One observation that can be made from watching basketball games is that some teams “push the pace” more than others. This can take several forms, but most notably it consists of shooting the ball earlier into each possession. Other teams, in contrast, will hold onto the ball longer into the possession and shoot the ball closer to the expiration of the 30-second shot clock.

This has a significant impact on the number of “raw” points scored by a team in a game. For sake of example, let’s say that both teams in a game make 50% of their shots, all of the shots are 2-point shots, and they are taking all 30 seconds of the shot clock before taking a shot. This would result in each team having 40 possessions per game (20 per half) and scoring 40 points each throughout the game (40 possessions _ 50% chance of making shot _ 2 points per shot). In another example, let’s say that each team shoots the ball 10 seconds into each possession (still with a 50% chance of making each 2-point shot). This would result in each team scoring 120 points per game, since each team would have three times the possessions as in the first example.

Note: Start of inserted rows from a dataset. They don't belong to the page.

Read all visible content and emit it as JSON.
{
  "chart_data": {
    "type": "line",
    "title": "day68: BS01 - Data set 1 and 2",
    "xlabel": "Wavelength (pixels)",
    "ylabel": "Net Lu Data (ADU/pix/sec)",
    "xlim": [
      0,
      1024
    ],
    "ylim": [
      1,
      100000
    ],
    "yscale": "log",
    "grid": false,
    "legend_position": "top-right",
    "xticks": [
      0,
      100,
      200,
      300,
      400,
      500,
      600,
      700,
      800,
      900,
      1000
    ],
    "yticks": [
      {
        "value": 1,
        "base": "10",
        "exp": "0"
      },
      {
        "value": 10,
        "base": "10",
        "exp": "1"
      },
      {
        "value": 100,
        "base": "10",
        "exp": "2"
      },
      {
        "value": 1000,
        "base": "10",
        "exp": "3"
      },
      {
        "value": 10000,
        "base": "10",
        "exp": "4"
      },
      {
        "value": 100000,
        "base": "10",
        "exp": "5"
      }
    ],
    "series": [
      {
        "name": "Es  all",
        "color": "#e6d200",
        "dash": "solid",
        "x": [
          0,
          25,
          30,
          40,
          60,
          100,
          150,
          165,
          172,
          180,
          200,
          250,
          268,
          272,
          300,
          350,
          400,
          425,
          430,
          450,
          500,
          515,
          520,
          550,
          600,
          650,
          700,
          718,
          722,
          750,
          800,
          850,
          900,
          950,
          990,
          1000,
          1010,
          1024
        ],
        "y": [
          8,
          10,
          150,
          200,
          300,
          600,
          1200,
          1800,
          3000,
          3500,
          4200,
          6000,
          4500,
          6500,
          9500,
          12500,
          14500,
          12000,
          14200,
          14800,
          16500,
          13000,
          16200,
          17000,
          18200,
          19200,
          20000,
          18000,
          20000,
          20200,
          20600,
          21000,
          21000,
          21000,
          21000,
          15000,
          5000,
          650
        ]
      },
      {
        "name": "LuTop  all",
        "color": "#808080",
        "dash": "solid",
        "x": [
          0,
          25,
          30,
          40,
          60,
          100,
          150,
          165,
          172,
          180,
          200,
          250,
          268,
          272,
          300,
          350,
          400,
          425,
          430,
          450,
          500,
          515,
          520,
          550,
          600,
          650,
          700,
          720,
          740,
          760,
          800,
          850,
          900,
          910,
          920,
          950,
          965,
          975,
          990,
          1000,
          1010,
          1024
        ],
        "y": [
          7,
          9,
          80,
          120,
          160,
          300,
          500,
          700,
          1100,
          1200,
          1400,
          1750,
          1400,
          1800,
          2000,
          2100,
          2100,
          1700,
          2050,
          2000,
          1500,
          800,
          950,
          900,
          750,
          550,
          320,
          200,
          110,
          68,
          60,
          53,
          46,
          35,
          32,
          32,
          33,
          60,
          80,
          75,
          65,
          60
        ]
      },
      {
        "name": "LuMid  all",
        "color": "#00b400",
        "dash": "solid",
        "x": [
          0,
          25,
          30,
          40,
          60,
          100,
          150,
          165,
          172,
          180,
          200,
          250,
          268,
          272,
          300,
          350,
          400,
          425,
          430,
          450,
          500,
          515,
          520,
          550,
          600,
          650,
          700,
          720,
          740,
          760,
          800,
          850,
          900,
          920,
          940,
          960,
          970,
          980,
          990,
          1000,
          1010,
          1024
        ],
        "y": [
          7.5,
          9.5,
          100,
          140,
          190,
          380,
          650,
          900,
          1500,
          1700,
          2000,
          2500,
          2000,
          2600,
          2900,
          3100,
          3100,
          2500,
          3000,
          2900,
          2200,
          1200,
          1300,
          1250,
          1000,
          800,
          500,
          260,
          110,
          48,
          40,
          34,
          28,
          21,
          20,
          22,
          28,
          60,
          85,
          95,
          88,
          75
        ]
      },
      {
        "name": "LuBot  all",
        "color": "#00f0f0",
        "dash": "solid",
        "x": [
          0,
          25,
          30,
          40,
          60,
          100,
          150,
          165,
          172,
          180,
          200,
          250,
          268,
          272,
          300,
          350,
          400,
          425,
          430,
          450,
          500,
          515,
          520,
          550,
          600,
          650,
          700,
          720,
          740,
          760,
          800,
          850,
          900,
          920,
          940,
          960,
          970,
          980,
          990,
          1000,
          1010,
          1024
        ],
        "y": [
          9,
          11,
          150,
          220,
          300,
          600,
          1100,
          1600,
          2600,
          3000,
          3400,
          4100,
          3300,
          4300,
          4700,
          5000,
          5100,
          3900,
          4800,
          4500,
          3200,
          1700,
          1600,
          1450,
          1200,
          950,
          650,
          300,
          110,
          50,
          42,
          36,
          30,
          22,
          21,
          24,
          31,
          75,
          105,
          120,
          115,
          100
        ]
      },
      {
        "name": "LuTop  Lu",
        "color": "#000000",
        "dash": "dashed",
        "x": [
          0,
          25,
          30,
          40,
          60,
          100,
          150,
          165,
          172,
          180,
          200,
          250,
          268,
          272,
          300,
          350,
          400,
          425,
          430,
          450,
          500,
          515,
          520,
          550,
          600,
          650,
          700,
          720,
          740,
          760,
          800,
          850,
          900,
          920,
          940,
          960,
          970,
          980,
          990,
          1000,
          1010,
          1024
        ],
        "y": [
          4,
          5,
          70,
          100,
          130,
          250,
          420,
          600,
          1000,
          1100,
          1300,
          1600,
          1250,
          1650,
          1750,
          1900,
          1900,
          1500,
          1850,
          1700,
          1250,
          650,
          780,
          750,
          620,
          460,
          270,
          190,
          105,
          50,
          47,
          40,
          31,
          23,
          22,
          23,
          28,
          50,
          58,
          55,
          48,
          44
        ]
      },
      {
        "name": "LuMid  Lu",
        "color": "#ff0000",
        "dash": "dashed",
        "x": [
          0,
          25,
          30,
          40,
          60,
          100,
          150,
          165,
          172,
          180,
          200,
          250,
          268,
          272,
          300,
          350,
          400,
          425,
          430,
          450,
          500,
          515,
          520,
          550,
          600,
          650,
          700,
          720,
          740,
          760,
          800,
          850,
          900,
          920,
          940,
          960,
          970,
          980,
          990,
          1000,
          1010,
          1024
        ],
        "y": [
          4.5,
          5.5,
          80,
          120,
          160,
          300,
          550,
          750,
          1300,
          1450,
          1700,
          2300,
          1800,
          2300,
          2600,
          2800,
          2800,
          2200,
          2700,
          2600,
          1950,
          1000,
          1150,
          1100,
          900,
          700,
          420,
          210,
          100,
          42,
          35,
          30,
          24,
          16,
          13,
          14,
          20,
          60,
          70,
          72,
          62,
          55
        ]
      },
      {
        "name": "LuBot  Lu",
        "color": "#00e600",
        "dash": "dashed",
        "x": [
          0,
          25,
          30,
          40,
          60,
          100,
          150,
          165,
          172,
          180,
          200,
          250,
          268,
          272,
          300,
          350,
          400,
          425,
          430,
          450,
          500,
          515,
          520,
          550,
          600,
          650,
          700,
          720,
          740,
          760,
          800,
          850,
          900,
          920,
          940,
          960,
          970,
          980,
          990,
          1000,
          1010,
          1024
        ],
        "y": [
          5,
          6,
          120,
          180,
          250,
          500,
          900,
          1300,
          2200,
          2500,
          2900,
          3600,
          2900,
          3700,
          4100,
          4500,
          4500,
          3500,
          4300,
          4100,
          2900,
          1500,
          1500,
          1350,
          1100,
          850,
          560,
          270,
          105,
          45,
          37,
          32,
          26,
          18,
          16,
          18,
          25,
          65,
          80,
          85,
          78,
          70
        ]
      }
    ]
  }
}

Thus, focusing on “raw” points in this manner would be deceptive when calculating the expected number of points scored by a team in a game. What if a team in the first example above played a team from the second example? Aren’t the two teams actually equally as efficient (scoring at the same rate per possession; 50%)? This is the justification for pursuing a per-possession efficiency metric basis, rather than a “raw” points metric basis.

Garbage Time

Another observation from watching games is that not all possessions are created equal; at some points of the games (especially when games are getting out of hand, with one team having a significant lead), teams often put in their “reserve” players or begin employing a suboptimal and/or “reckless” strategy.

Since we want to evaluate the teams’ performance in a predictive manner, and the use of reserve players is situationally-dependent (not all games get “out of hand” to the point that reserve players are used, and instead the “main” roster will be used all games), we want to remove possessions in which teams may not be playing to their full potential.

These “not full potential” portions of the game are often referred to within sports as “garbage time”. I make a conscious effort to remove possessions where a team has a statistically “safe lead”. This (ideally) prevents possessions where teams may be employing a strategy other than their standard one(s) from influencing the calculations.